People that banks view as creditworthy customers can borrow funds at a low interest rate known as the prime rate. Credit scores range from 300 to 850, and in order to qualify for prime rate loans, borrowers must have credit scores of at least 620, although many lenders require borrowers to have scores in excess of 700 to get the lowest rate loans. Consequently, people with credit scores below 620 are commonly described as subprime borrowers.
While most lenders refuse to finance cars for subprime borrowers, some lenders do write loans for these borrowers but counter the default risk by charging high interest rates. The interest rates on subprime loans are often two or three times higher than the rates available on prime loans. High rates result in high monthly payments, and therefore people who have struggled in the past to manage their finances end up having to pay more to borrow than people who have fewer money problems.
Lenders have to raise money to write subprime loans, but few banks are willing to lend funds to institutions to fund subprime lending because of the risks involved. Therefore, subprime auto lenders usually rely on borrowing money from investors. Bonds are sold against funds that contain subprime car loans and the interest payments on the loans are passed onto the bond holders as monthly bond payments. Some investors view these high yield bonds as a good alternative to more conservative income generating investment options.

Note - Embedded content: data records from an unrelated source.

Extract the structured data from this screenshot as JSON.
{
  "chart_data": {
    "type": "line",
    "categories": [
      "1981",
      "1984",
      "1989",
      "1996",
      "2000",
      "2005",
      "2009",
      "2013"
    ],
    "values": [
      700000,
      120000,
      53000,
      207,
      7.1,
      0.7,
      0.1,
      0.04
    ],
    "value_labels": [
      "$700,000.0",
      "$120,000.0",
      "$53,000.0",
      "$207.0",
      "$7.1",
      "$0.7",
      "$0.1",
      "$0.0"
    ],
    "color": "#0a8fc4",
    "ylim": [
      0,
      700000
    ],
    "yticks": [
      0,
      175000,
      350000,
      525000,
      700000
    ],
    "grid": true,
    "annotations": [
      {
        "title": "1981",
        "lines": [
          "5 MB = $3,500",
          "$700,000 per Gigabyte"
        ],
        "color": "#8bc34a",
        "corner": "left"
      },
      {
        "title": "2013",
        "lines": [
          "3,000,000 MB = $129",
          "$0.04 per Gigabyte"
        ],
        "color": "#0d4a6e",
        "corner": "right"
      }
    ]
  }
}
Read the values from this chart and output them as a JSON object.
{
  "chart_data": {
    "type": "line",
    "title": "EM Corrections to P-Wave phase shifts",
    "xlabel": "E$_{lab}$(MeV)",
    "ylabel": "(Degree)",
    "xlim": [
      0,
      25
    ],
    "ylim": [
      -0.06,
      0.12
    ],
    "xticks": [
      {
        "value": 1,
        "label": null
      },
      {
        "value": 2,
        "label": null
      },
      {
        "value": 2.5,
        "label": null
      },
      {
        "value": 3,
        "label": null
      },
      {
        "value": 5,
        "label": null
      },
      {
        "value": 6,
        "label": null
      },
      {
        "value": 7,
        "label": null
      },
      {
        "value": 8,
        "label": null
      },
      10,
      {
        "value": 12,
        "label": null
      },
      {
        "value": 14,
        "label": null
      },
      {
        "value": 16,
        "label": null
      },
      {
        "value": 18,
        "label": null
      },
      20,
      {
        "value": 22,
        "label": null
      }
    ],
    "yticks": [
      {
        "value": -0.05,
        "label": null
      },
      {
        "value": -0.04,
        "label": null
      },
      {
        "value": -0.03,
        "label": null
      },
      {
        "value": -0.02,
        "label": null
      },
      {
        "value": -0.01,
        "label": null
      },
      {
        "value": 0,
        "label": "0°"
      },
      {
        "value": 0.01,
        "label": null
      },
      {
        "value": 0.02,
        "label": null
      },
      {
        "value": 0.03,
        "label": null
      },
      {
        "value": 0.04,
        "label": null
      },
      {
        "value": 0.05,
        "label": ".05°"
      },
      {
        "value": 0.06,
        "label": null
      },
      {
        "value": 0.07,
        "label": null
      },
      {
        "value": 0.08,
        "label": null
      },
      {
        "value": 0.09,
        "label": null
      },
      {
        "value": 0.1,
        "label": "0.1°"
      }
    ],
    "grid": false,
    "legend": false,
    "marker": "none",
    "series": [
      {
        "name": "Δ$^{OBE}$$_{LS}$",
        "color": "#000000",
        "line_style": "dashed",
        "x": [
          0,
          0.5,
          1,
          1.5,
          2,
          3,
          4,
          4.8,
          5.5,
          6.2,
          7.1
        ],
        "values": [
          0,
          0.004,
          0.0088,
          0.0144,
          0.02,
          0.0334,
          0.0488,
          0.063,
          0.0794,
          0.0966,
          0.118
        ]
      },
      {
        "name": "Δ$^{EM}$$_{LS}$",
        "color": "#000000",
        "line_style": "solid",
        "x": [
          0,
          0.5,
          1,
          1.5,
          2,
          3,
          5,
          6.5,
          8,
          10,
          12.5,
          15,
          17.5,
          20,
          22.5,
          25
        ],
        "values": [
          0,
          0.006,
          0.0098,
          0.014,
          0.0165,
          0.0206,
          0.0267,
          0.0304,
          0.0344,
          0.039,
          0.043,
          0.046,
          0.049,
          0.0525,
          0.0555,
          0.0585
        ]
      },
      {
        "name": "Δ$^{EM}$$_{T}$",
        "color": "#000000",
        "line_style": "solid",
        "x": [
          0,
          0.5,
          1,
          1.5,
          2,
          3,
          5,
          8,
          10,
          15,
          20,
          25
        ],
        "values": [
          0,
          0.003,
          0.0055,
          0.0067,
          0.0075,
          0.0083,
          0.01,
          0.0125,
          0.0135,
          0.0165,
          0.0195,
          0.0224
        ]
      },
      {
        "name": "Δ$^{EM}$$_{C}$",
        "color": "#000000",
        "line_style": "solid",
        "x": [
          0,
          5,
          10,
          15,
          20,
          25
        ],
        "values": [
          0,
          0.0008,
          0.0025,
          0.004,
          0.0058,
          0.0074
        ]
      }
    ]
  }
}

Some subprime lenders even report subprime loans to credit reporting agencies, so even if you make your payments on time, you do not improve your credit standing. If you cannot qualify for a car loan due to your credit score, you can attempt to find a co-signer with good credit who can co-sign your application and improve your chances of obtaining a prime loan. Alternatively, rather than agreeing to high loan payments, you could first try and settle your delinquent debts as doing so should improve your credit score and lower your borrowing costs.